About halfway through my task, I noticed a young woman and, presumably, her son walking down our street. Now, our street is not situated to invite a lot of foot traffic, unless of course you live in the neighborhood. And another odd thing was that they eschewed the sidewalk, preferring to saunter down the middle of the road. I continued in my raking and bagging until the woman approached me to ask for directions. In an effort to assist her I asked her where she was going and the address was rather far away still I proceeded to give her the best directions that I could. She said thank you and walked away, child in tow. I watched them walk away and wrestled heavily with the thought of calling out for them to stop, offering to take them in my car to their destination given the lengthy distance to their destination. Several times I put my rake down only to stifle my own good nature and resume raking. This moment has haunted me for three days now and I still wish that I had done more than just provide directions.

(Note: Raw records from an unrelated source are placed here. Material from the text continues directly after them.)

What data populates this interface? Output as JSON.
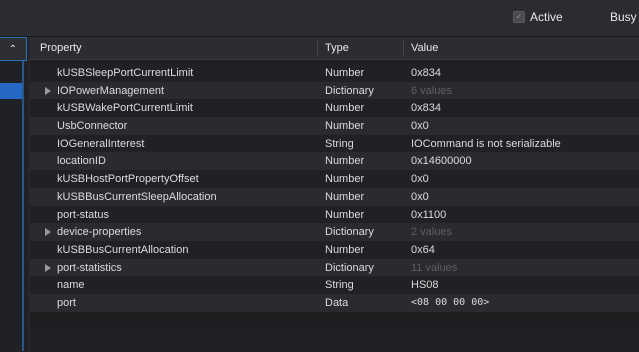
{
  "toolbar": {
    "active_label": "Active",
    "busy_label": "Busy",
    "active_checked": true
  },
  "columns": {
    "property": "Property",
    "type": "Type",
    "value": "Value"
  },
  "rows": [
    {
      "property": "kUSBSleepPortCurrentLimit",
      "type": "Number",
      "value": "0x834",
      "expandable": false,
      "muted": false
    },
    {
      "property": "IOPowerManagement",
      "type": "Dictionary",
      "value": "6 values",
      "expandable": true,
      "muted": true
    },
    {
      "property": "kUSBWakePortCurrentLimit",
      "type": "Number",
      "value": "0x834",
      "expandable": false,
      "muted": false
    },
    {
      "property": "UsbConnector",
      "type": "Number",
      "value": "0x0",
      "expandable": false,
      "muted": false
    },
    {
      "property": "IOGeneralInterest",
      "type": "String",
      "value": "IOCommand is not serializable",
      "expandable": false,
      "muted": false
    },
    {
      "property": "locationID",
      "type": "Number",
      "value": "0x14600000",
      "expandable": false,
      "muted": false
    },
    {
      "property": "kUSBHostPortPropertyOffset",
      "type": "Number",
      "value": "0x0",
      "expandable": false,
      "muted": false
    },
    {
      "property": "kUSBBusCurrentSleepAllocation",
      "type": "Number",
      "value": "0x0",
      "expandable": false,
      "muted": false
    },
    {
      "property": "port-status",
      "type": "Number",
      "value": "0x1100",
      "expandable": false,
      "muted": false
    },
    {
      "property": "device-properties",
      "type": "Dictionary",
      "value": "2 values",
      "expandable": true,
      "muted": true
    },
    {
      "property": "kUSBBusCurrentAllocation",
      "type": "Number",
      "value": "0x64",
      "expandable": false,
      "muted": false
    },
    {
      "property": "port-statistics",
      "type": "Dictionary",
      "value": "11 values",
      "expandable": true,
      "muted": true
    },
    {
      "property": "name",
      "type": "String",
      "value": "HS08",
      "expandable": false,
      "muted": false
    },
    {
      "property": "port",
      "type": "Data",
      "value": "<08 00 00 00>",
      "expandable": false,
      "muted": false
    }
  ]
}
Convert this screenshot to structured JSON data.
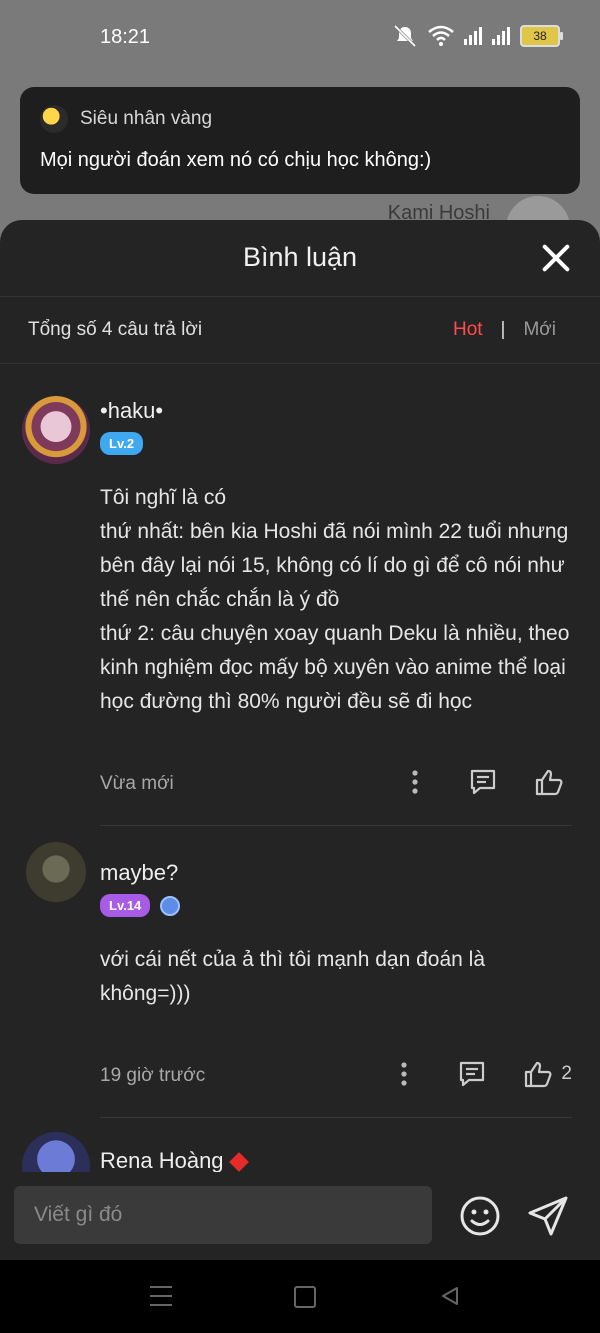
{
  "status_bar": {
    "time": "18:21",
    "battery": "38"
  },
  "background": {
    "author": "Kami Hoshi"
  },
  "toast": {
    "user": "Siêu nhân vàng",
    "message": "Mọi người đoán xem nó có chịu học không:)"
  },
  "sheet": {
    "title": "Bình luận",
    "total": "Tổng số 4 câu trả lời",
    "sort_hot": "Hot",
    "sort_sep": "|",
    "sort_new": "Mới"
  },
  "comments": [
    {
      "name": "•haku•",
      "level": "Lv.2",
      "text": [
        "Tôi nghĩ là có",
        "thứ nhất: bên kia Hoshi đã nói mình 22 tuổi nhưng bên đây lại nói 15, không có lí do gì để cô nói như thế nên chắc chắn là ý đồ",
        "thứ 2: câu chuyện xoay quanh Deku là nhiều, theo kinh nghiệm đọc mấy bộ xuyên vào anime thể loại học đường thì 80% người đều sẽ đi học"
      ],
      "time": "Vừa mới",
      "likes": ""
    },
    {
      "name": "maybe?",
      "level": "Lv.14",
      "text": [
        "với cái nết của ả thì tôi mạnh dạn đoán là không=)))"
      ],
      "time": "19 giờ trước",
      "likes": "2"
    },
    {
      "name": "Rena Hoàng"
    }
  ],
  "input": {
    "placeholder": "Viết gì đó"
  },
  "colors": {
    "accent_hot": "#ff4d4d",
    "level_blue": "#3ea8f0",
    "level_purple": "#a85be6",
    "sheet_bg": "#242424"
  },
  "icons": [
    "mute-icon",
    "wifi-icon",
    "signal-icon",
    "battery-icon",
    "close-icon",
    "more-icon",
    "comment-icon",
    "thumbs-up-icon",
    "emoji-icon",
    "send-icon"
  ]
}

Several people have weighed in with their own concerns ranging from my personal safety, to the thought that I will one day be presented with a similar opportunity and will have knowledge to make that decision, to the lady and her child preferred the exercise. All of these are valid points, some having more bearing than others on my conscience. Yet, I still can’t get the image of those two people walking away slowly, probably desperately looking for someone to help and directions was all that I offered. I still consider it to be a lost opportunity to be a light in a dark world and I probably won’t soon forget that experience.

I’d be interested in other opinions, but I don’t expect that any of them will change my feelings on the experience. They will merely assist in, hopefully, softening the devastation I felt at not being a compassionate human being; to fail at the most basic level of kindness.